Early in the summer, on the same scorching day that Pilar Sanchez moved in with Miles Heller down in southern Florida, a crisis broke out up north. The lease on the storefront that housed the Hospital for Broken Things was about to expire, and his landlord was demanding a twenty percent rent increase. He explained that he couldn’t afford it, that the extra monthly charges would drive him out of business, but the prick refused to budge. The only solution was to leave his apartment and find a cheaper place somewhere else. Ellen, who worked in the rental division of her real estate company on Seventh Avenue, told him about Sunset Park. It was a rougher neighborhood, she said, but it wasn’t far from where he was living now, and rents were a half or a third of the rents in Park Slope. That Sunday, the two of them went out to explore the territory between Fifteenth and Sixty-fifth streets in western Brooklyn, an extensive hodgepodge of an area that runs from Upper New York Bay to Ninth Avenue, home to more than a hundred thousand people, including Mexicans, Dominicans, Poles, Chinese, Jordanians, Vietnamese, American whites, American blacks, and a settlement of Christians from Gujarat, India. Warehouses, factories, abandoned waterfront facilities, a view of the Statue of Liberty, the shut-down Army Terminal where ten thous
and people once worked, a basilica named Our Lady of Perpetual Help, biker bars, check-cashing places, Hispanic restaurants, the third-largest Chinatown in New York, and the four hundred and seventy-eight acres of Green-Wood Cemetery, where six hundred thousand bodies are buried, including those of Boss Tweed, Lola Montez, Currier and Ives, Henry Ward Beecher, F.A.O. Schwarz, Lorenzo Da Ponte, Horace Greeley, Louis Comfort Tiffany, Samuel F. B. Morse, Albert Anastasia, Joey Gallo, and Frank Morgan—the wizard in The Wizard of Oz.
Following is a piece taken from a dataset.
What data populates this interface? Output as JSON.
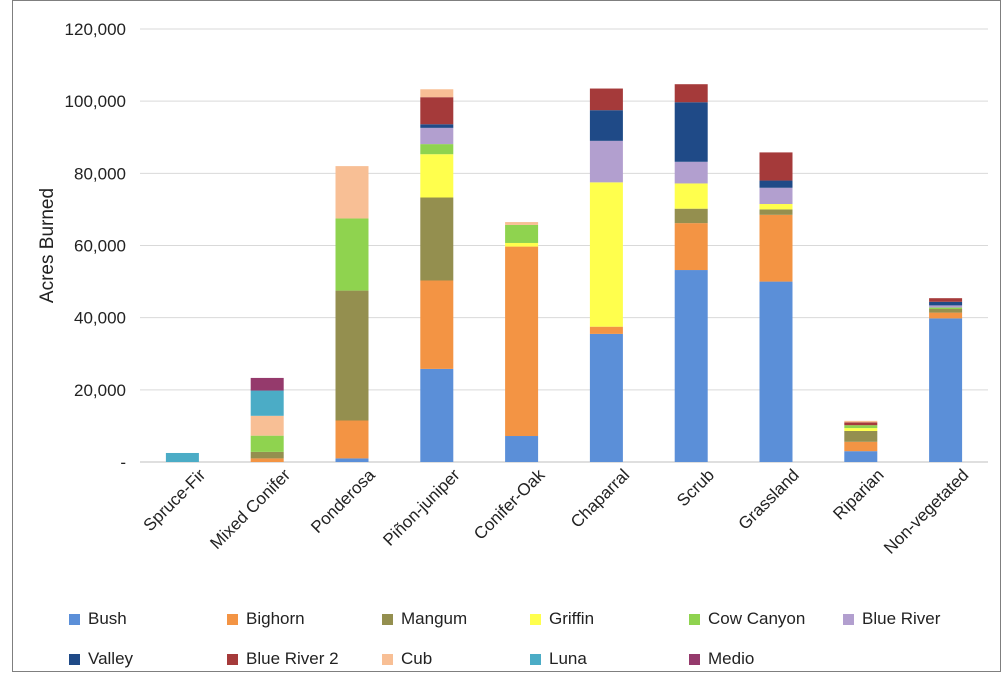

Ellen showed him six or seven listings that day, none of which appealed to him, and then, as they were walking along the edge of the cemetery, they turned at random down a deserted block between Fourth and Fifth avenues and saw the house, a dopey little two-story wooden house with a roofed-over front porch, looking for all the world like something that had been stolen from a farm on the Minnesota prairie and plunked down by accident in the middle of New York. It stood between a trash-filled vacant lot with a stripped-down car in it and the metal bones of a half-built mini–apartment building on which construction had stopped more than a year ago. The cemetery was directly across the way, which meant there were no houses lining the other side of the street, which further meant that the abandoned house was all but invisible, since it was a house on a block where almost no one lived. He asked Ellen if she knew anything about it. The owners had died, she said, and because their children had been delinquent in paying the property taxes for several years running, the house now belonged to the city.